2. The traction control system of claim 1 wherein the electric traction motor propulsion system comprises at least two traction motors, each having an axle-wheel set associated therewith, the torque maximizer measuring the performance level and maximizing traction performance of each axle-wheel set, the torsional vibration detector processing the estimated torque feedback for each traction motor, and the creep modulator controlling the operating creep level of each axle-wheel set.

3. The traction control system of claim 1 wherein the torque maximizer determines performance level from measurements of torque during averaging periods and has four possible torque maximizer states including (1) decreasing allowable creep level, (2) increasing allowable creep level, (3) maintaining present allowable creep level, and (3) modulating allowable creep level to a stand-off creep limit.

4. The traction control system of claim 2 wherein the torsional vibration detector comprises a digital signal processor for digitally processing the estimated torque feedback for each traction motor to provide a measurement of disturbance in the estimated torque feedback having a frequency component which is the same as the natural frequency of the axle-wheel set associated therewith.

5. The traction control system of claim 4 wherein the torsional vibration detector comprises an n-band bandpass filter.

6. The traction control system of claim 1 wherein the creep modulator comprises control logic for reducing the allowable creep level at a rate substantially more than a predetermined normal slew rate whenever the torsional vibration level exceeds a predetermined limit and for adjusting the allowable creep level at the normal slew rate depending on the torque maximizer state whenever the torsional vibration level is less than the predetermined limit.

7. A method for traction control in an electric traction motor propulsion system, comprising:

measuring performance level of the traction motor propulsion system and determining a torque maximizer state for maximizing traction performance;

detecting torsional vibration level by processing estimated torque feedback; and

processing the torque maximizer state and the level of torsional vibration in order to control operating creep level.

8. The method of claim 7 wherein the electric traction motor propulsion system comprises at least two traction motors, each having an axle-wheel set associated therewith, the steps of measuring, detecting and processing being performed separately for each axle-wheel set.

9. The method of claim 7 wherein the step of measuring and determining comprises determining performance level from measurements of torques during averaging periods, there being four possible torque maximizer states including (1) decreasing allowable creep level, (2) increasing allowable creep level, (3) maintaining present allowable creep level, and (3) modulating allowable creep level to a stand-off creep limit.

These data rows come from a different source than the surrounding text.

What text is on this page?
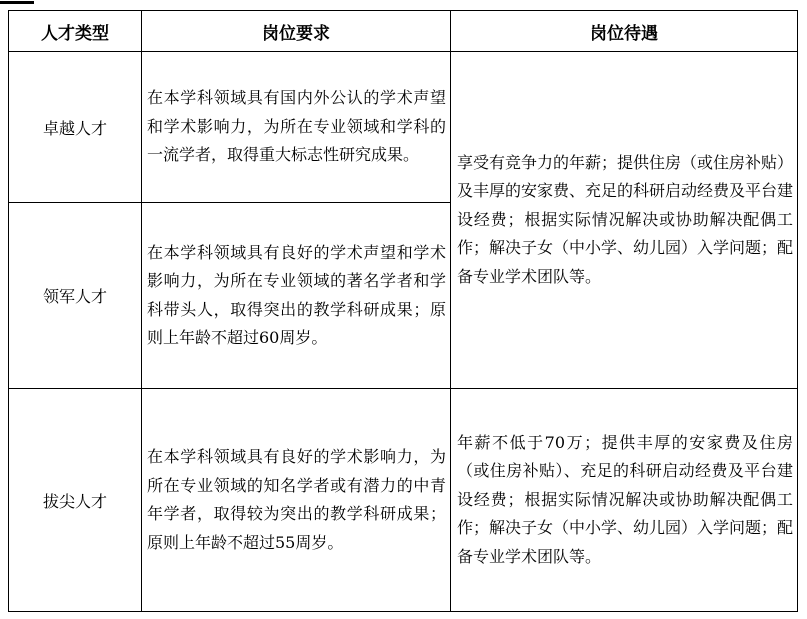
人才类型	岗位要求	岗位待遇
卓越人才	在本学科领域具有国内外公认的学术声望和学术影响力，为所在专业领域和学科的一流学者，取得重大标志性研究成果。	享受有竞争力的年薪；提供住房（或住房补贴）及丰厚的安家费、充足的科研启动经费及平台建设经费；根据实际情况解决或协助解决配偶工作；解决子女（中小学、幼儿园）入学问题；配备专业学术团队等。
领军人才	在本学科领域具有良好的学术声望和学术影响力，为所在专业领域的著名学者和学科带头人，取得突出的教学科研成果；原则上年龄不超过60周岁。	
拔尖人才	在本学科领域具有良好的学术影响力，为所在专业领域的知名学者或有潜力的中青年学者，取得较为突出的教学科研成果；原则上年龄不超过55周岁。	年薪不低于70万；提供丰厚的安家费及住房（或住房补贴）、充足的科研启动经费及平台建设经费；根据实际情况解决或协助解决配偶工作；解决子女（中小学、幼儿园）入学问题；配备专业学术团队等。
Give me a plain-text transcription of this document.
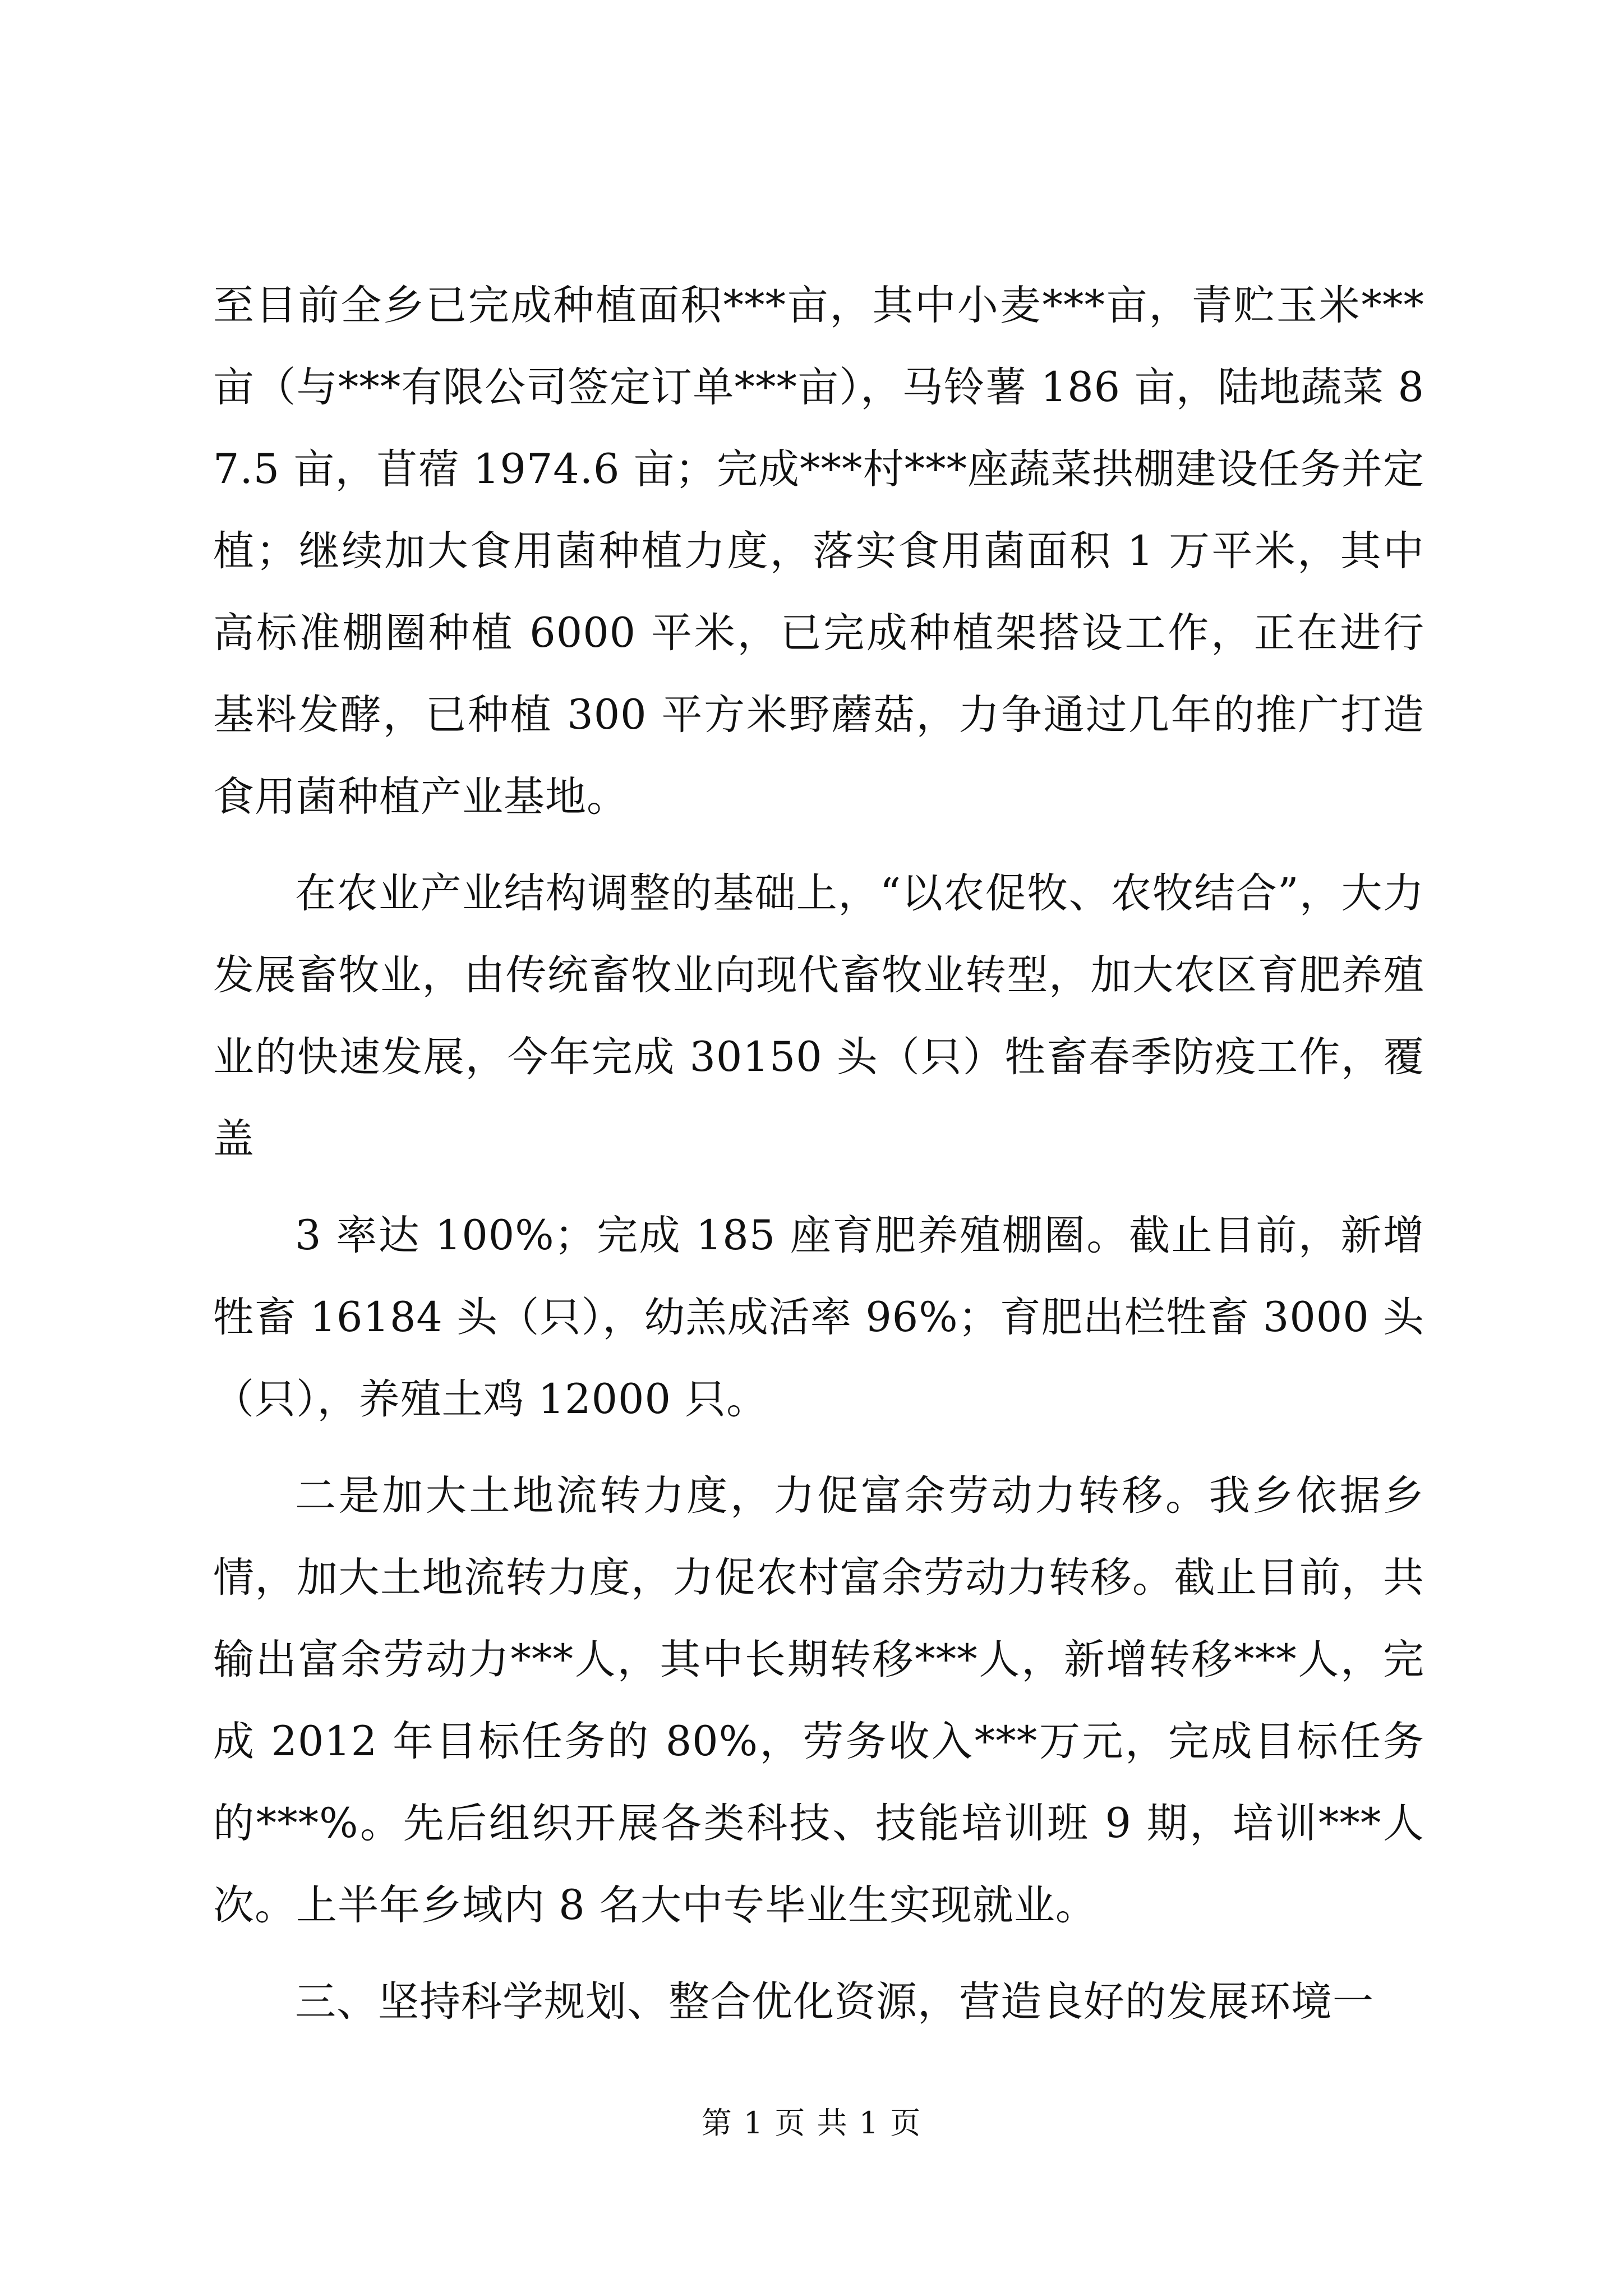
至目前全乡已完成种植面积***亩，其中小麦***亩，青贮玉米***亩（与***有限公司签定订单***亩），马铃薯 186 亩，陆地蔬菜 87.5 亩，苜蓿 1974.6 亩；完成***村***座蔬菜拱棚建设任务并定植；继续加大食用菌种植力度，落实食用菌面积 1 万平米，其中高标准棚圈种植 6000 平米，已完成种植架搭设工作，正在进行基料发酵，已种植 300 平方米野蘑菇，力争通过几年的推广打造食用菌种植产业基地。

在农业产业结构调整的基础上，“以农促牧、农牧结合”，大力发展畜牧业，由传统畜牧业向现代畜牧业转型，加大农区育肥养殖业的快速发展，今年完成 30150 头（只）牲畜春季防疫工作，覆盖

3 率达 100%；完成 185 座育肥养殖棚圈。截止目前，新增牲畜 16184 头（只），幼羔成活率 96%；育肥出栏牲畜 3000 头（只），养殖土鸡 12000 只。

二是加大土地流转力度，力促富余劳动力转移。我乡依据乡情，加大土地流转力度，力促农村富余劳动力转移。截止目前，共输出富余劳动力***人，其中长期转移***人，新增转移***人，完成 2012 年目标任务的 80%，劳务收入***万元，完成目标任务的***%。先后组织开展各类科技、技能培训班 9 期，培训***人次。上半年乡域内 8 名大中专毕业生实现就业。

三、坚持科学规划、整合优化资源，营造良好的发展环境一

第 1 页 共 1 页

10. The method of claim 8 wherein the step of detecting torsional vibration level comprises digitally processing the estimated torque feedback for each traction motor to provide a measurement of disturbance in the estimated torque feedback having a frequency component which is the same as the natural frequency of the axle-wheel set associated therewith.

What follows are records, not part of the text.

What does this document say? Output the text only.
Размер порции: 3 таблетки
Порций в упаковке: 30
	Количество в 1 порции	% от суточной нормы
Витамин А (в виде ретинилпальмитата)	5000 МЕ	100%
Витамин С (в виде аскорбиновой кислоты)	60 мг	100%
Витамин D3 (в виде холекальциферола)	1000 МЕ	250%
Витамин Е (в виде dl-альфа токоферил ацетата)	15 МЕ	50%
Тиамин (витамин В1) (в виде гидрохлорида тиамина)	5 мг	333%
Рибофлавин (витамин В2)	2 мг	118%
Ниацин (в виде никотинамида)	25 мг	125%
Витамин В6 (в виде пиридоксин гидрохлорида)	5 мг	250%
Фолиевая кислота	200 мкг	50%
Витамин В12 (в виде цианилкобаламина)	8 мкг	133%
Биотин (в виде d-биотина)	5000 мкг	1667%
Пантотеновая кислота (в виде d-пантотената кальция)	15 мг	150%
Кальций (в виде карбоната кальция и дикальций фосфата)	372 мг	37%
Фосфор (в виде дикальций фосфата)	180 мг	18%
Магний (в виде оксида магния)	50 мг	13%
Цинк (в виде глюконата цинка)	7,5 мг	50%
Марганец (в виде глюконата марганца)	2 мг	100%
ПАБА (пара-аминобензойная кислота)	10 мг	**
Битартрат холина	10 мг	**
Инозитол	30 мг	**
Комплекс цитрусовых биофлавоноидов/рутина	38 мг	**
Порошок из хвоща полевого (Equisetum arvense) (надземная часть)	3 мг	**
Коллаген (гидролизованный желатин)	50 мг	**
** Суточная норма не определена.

11. The method of claim 10 wherein the step of detecting comprises an n-band bandpass filtering process.

12. The method of claim 7 wherein the step of processing the torque maximizer state and the torsional vibration level in order to control operating creep level comprises reducing the allowable creep level at a rate substantially more than a predetermined normal slew rate whenever the torsional vibration level exceeds a predetermined limit and for adjusting the allowable creep level at the normal slew rate depending on the torque maximizer state whenever the torsional vibration level is less than the predetermined limit.